Bu Türkler de tıpkı Türk ırkına mensup diğer
kavimlerle Anadolu’da yaşayan ve Asya’nın diğer kısımlarından Anadolu’ya hicret
eden Türkler gibi bugünkü Türklerin ecdadlarıdır. Bunların tarih ve
kültürlerinin incelenmesi, Türk tarih ve kültürlerinin incelenmesi demektir ve
bu ulusal bir ödevdir.
Orta Asya Türkleri hakkında elde ettiğimiz en eski
malûmat ve zaten Türkler hakkında mevcut en eski bilgiler Çin kaynaklarından
alınabilir. Bunu yapmak bu memlekette Sinolojinin vazifesidir. Bunun nasıl
yapıldığından yazımızın sonunda bahsedeceğim.
Çinlilerin dünyanın en eski kültür milleti oldukları ve
arkalarında 5000 senelik bir kültür devri bulunduğu birçok defalar
söylenmiştir. Bu fikir bu şekilde artık doğru değildir. Tabii Çin,
haritalarımızda gösterilen coğrafî bir mıntaka olarak ele alınacak
olursa Akadlar veSümerler kadar olmasa bile yine, çok eski bir
kültüre sahiptir.
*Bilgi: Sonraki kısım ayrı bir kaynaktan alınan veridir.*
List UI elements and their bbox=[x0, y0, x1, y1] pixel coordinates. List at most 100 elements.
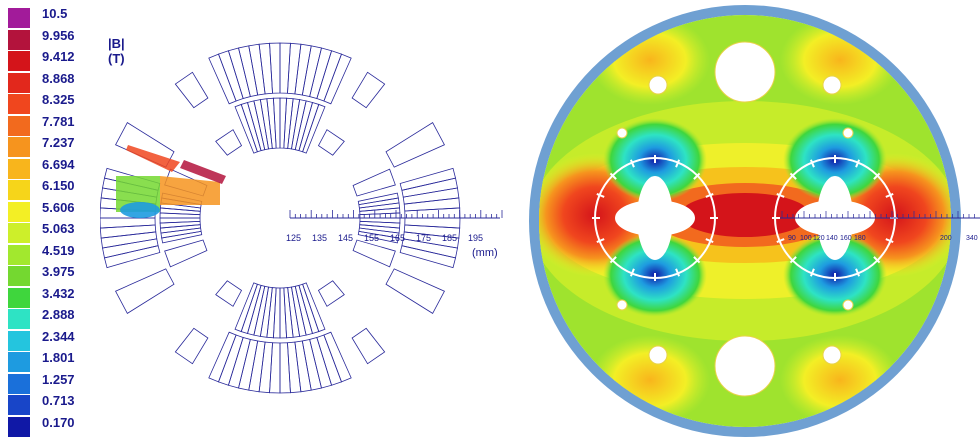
coil-block bbox=[164, 239, 208, 268]
small-hole bbox=[822, 345, 842, 365]
magnet-cross-section: 90 100 120 140 160 180 200 340 bbox=[529, 5, 980, 437]
conductor-strand bbox=[358, 224, 401, 234]
boundary-tick bbox=[705, 192, 714, 198]
legend-value: 6.150 bbox=[42, 178, 75, 193]
coil-block bbox=[351, 71, 386, 109]
conductor-strand bbox=[164, 239, 208, 268]
conductor-strand bbox=[385, 122, 445, 168]
small-hole bbox=[648, 345, 668, 365]
conductor-strand bbox=[287, 286, 301, 338]
legend-unit-label: |B| (T) bbox=[108, 36, 125, 66]
boundary-tick bbox=[629, 159, 635, 168]
position-axis: 125 135 145 155 165 175 185 195 (mm) bbox=[286, 210, 503, 259]
legend-swatch bbox=[8, 94, 30, 114]
coil-block-diagram: 125 135 145 155 165 175 185 195 (mm) bbox=[100, 42, 503, 394]
axis-tick-label: 90 bbox=[788, 235, 796, 242]
field-region bbox=[126, 145, 180, 172]
coil-block bbox=[352, 168, 396, 197]
conductor-strand bbox=[159, 212, 201, 219]
conductor-strand bbox=[159, 220, 201, 229]
conductor-strand bbox=[287, 98, 301, 150]
boundary-tick bbox=[675, 268, 681, 277]
axis-tick-label: 145 bbox=[338, 233, 353, 243]
small-hole bbox=[822, 75, 842, 95]
axis-tick-label: 155 bbox=[364, 233, 379, 243]
boundary-tick bbox=[705, 238, 714, 244]
boundary-tick bbox=[776, 238, 785, 244]
legend-swatch bbox=[8, 287, 30, 308]
conductor-strand bbox=[317, 280, 345, 307]
legend-value: 1.257 bbox=[42, 371, 75, 387]
conductor-strand bbox=[294, 43, 312, 96]
conductor-strand bbox=[259, 286, 273, 338]
legend-value: 0.713 bbox=[42, 393, 75, 408]
left-aperture bbox=[615, 176, 695, 260]
legend-value: 3.975 bbox=[42, 264, 75, 279]
axis-tick-label: 165 bbox=[390, 233, 405, 243]
legend-swatch bbox=[8, 352, 30, 372]
axis-tick-label: 135 bbox=[312, 233, 327, 243]
conductor-strand bbox=[227, 336, 251, 389]
coil-block bbox=[174, 327, 209, 365]
conductor-strand bbox=[253, 99, 269, 151]
conductor-strand bbox=[352, 168, 396, 197]
conductor-strand bbox=[399, 245, 457, 269]
conductor-strand bbox=[302, 282, 326, 333]
boundary-tick bbox=[596, 192, 605, 198]
boundary-tick bbox=[693, 256, 701, 264]
legend-swatch bbox=[8, 266, 30, 286]
conductor-strand bbox=[294, 340, 312, 393]
legend-swatch bbox=[8, 115, 30, 136]
conductor-strand bbox=[279, 42, 291, 94]
conductor-strand bbox=[287, 341, 302, 394]
conductor-strand bbox=[258, 341, 273, 394]
boundary-tick bbox=[609, 172, 617, 180]
legend-value: 10.5 bbox=[42, 6, 68, 21]
small-hole bbox=[616, 299, 628, 311]
legend-value: 4.519 bbox=[42, 242, 75, 258]
boundary-tick bbox=[885, 238, 894, 244]
legend-value: 8.325 bbox=[42, 92, 75, 107]
legend-value: 8.868 bbox=[42, 70, 75, 86]
conductor-strand bbox=[174, 71, 209, 109]
conductor-strand bbox=[248, 340, 266, 393]
conductor-strand bbox=[316, 334, 343, 386]
boundary-tick bbox=[609, 256, 617, 264]
conductor-strand bbox=[291, 285, 307, 337]
coil-block bbox=[351, 327, 386, 365]
conductor-strand bbox=[217, 50, 244, 102]
coil-block bbox=[174, 71, 209, 109]
axis-tick-label: 185 bbox=[442, 233, 457, 243]
axis-tick-label: 120 bbox=[813, 235, 825, 242]
conductor-strand bbox=[161, 230, 203, 244]
axis-tick-label: 180 bbox=[854, 235, 866, 242]
boundary-tick bbox=[873, 172, 881, 180]
conductor-strand bbox=[258, 42, 273, 95]
legend-swatch bbox=[8, 158, 30, 179]
lower-hole bbox=[714, 335, 776, 397]
conductor-strand bbox=[358, 197, 400, 209]
coil-block bbox=[317, 280, 345, 307]
conductor-strand bbox=[279, 97, 288, 149]
legend-swatch bbox=[8, 51, 30, 71]
legend-swatch bbox=[8, 201, 30, 222]
field-region bbox=[160, 176, 220, 205]
conductor-strand bbox=[309, 47, 333, 100]
axis-tick-label: 195 bbox=[468, 233, 483, 243]
axis-tick-label: 200 bbox=[940, 235, 952, 242]
coil-block bbox=[215, 280, 243, 307]
cross-axis: 90 100 120 140 160 180 200 340 bbox=[780, 211, 980, 242]
legend-swatch bbox=[8, 416, 30, 437]
conductor-strand bbox=[215, 280, 243, 307]
legend-value: 6.694 bbox=[42, 156, 75, 172]
legend-swatch bbox=[8, 244, 30, 265]
conductor-strand bbox=[240, 101, 262, 153]
coil-field-map bbox=[116, 145, 226, 218]
conductor-strand bbox=[234, 282, 258, 333]
conductor-strand bbox=[359, 207, 401, 216]
legend-value: 7.781 bbox=[42, 113, 75, 129]
legend-value: 2.888 bbox=[42, 307, 75, 322]
field-region bbox=[120, 202, 160, 218]
boundary-tick bbox=[776, 192, 785, 198]
conductor-strand bbox=[357, 192, 399, 206]
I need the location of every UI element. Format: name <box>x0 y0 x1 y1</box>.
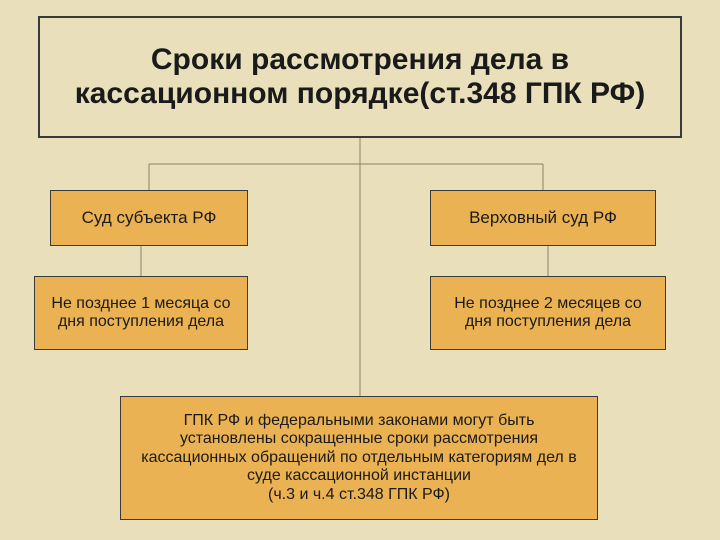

Fakat 4000 sene evvel orada mevcut olan kültür, bizim
bugün gördüğümüz Çin kültürü değildir.
Tıpkı bugünkü İtalya ile eski Roma
İmparatorluğunun aynı olmadığı gibi. Bugünkü İtalya, eski Roma İmparatorluğunun
da üzerinde bulunduğu coğrafî mıntakadır, fakat insanları aynı değildir, ve
kültürleri de eski Roma kültürünün devamı değildir. Memlekete yeni kavimler gelmiş,
yeni kültürler nüfuz etmiş ve netice temamiyle yeni ve kendisine has bir şekil
almıştır.
Çinliler bize, tarihî devirler için umumiyetle iyi ve
kullanılabilen birçok tarihî eserler bırakmışlardır. Eski tarihleri için
uğraşmışlar ve hatta M. E. I. inci yüz yılda en eski devirleri tasvire
çalışmışlardır. Bu tasvirin üzerinde zamanla uğraşılmış ve nihayet birçok
muahhar tarihlerde, ve Avrupa dillerindeki tercümelerde görüldüğü üzere tesbit
edilmiştir.
Tasvir, Çin tarihinin başlangıcında halka, kültürü öğreten
birçok akıl ve âhlaklı İmparatorlar gösteriyor. Bu İmparatorlar evlenmeyi,
giyimi, yazıyı vesaireyi, yani kısaca yüksek bir kültür için lâzım olan her
şeyi icat ettiler; ekseriya 100 yıldan fazla icrayı hükmettiler. Bu devirlerde
harp yoktur ve mes’ut bir devir hüküm sürmektedir. Ancak sonradan, bizde şimdi
mevcut olan kötülükler, harplar, ahlâksızlıklar, cinayetler, kıtlık ve sefalet
yavaş yavaş baş göstermiştir. Bütün bu İmparatorların saltanat sürdükleri
tarihler de veriliyor ve yeni icatlarda bulundukları zaman bundan bahsediliyor.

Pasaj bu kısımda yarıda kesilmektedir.